IF YOU ASK the players if there was one moment when they realized they finally had a grip on the new offense, no one hesitates to answer.
It was Feb. 16, 2012. A prime-time date at Cameron Indoor Stadium. From the opening tip, the Pack attacked effortlessly in both styles -- half-court and the break. Brown had his national coming-out party, masterfully driving the lane within the high post and leading the transition game with multiple one-man, floor-length drives. Three-quarters of the way into the game, they had a 20-point lead over fifth-ranked Duke. "You looked around and thought, Okay now, we're getting this. This is going to work," Lutz recalls, nodding his head as he talks. "At halftime it was kind of like, Do you see this? Do you see all the stuff from practice working? They did. But then you know what happened, right?"

They lost, succumbing to a sobering Seth Curry 16-point barrage over the final 11 minutes. And by season's end, they were 0-4 vs. Duke and UNC -- three losses to the Tar Heels on top of the heartbreaker in Durham. Two of those Carolina losses were romps. The third was a two-point nail-biter in the ACC tourney semifinals. "They are still the measuring stick," Gottfried says of his in-state rivals.

This he knows firsthand. Between the Alabama job, from which he resigned in 2009, and his arrival in Raleigh, Gottfried spent two years as an ESPN TV analyst. He traveled the nation weekly, and as part of every pregame preparation, he had lengthy, guard-down conversations with both teams' coaching staffs about how they'd built and run their programs -- their mistakes and triumphs, offensive and defensive philosophies and evolution. The kind of talks you simply can't have with an opponent, or around the hotel bar at coaching conferences and summer leagues. He saw their campuses, toured their facilities and got closed-door looks at how other programs go about their business. That tour included "those blue schools down the road," so Gottfried knows exactly what his targets are made of. He has made his reads. And that's why he has had the offices repainted and has dug all those old trophies out of the closet.

But he also knows that restoring tradition never lasts if you stumble while trying to carry the torch. And he knows that slap-on-the-back preseason expectations, whether from writers or a backyard-size Wolfpack, will vanish as soon as the first loss goes up on the board. "They've won the big games," Gottfried says, referring to Duke and UNC. "We haven't. We haven't done anything yet. Like I say all the time, we still have a lot of work to do." (Yes, we've heard.)

For their parts, Leslie and Howell have been living and breathing the reforms. From Raleigh to Spain, where the team toured during August, they spent the summer working with the recruits on the high post.
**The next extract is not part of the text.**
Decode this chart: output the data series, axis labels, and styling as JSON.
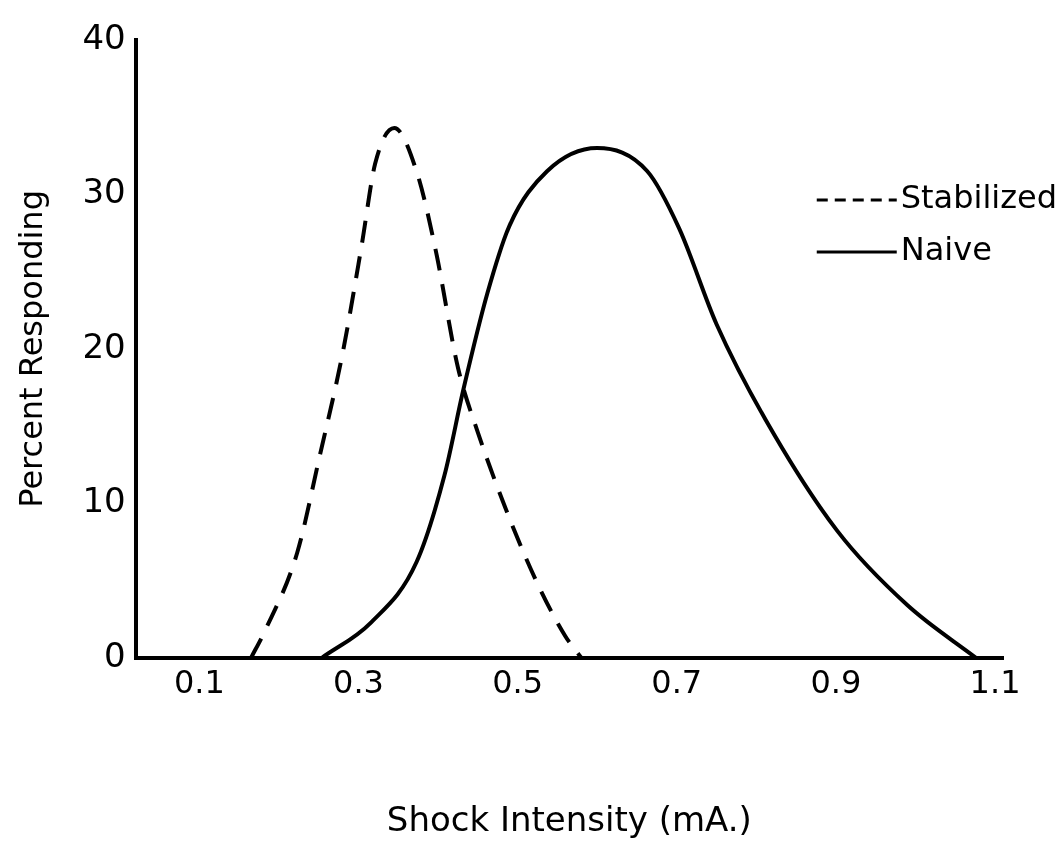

Then in October, roaming the halls of ESPNU in Charlotte, they shook hands with other pairs of ACC players. Like a scene out of a SportsCenter ad, everyone hung out in the newsroom in uniform, waiting for their turn in the studio. Mascots roamed the halls. So did coaches, from Gottfried to Roy Williams to Coach K. Each made a point to stop and shake the hands of the State players, who politely accepted congrats on their preseason honors, then looked at each other as the luminaries walked away. "It's been a long time since guys in these uniforms were the center of attention," Howell says with a smile. "It feels good.

"Now we have to prove we actually earned it."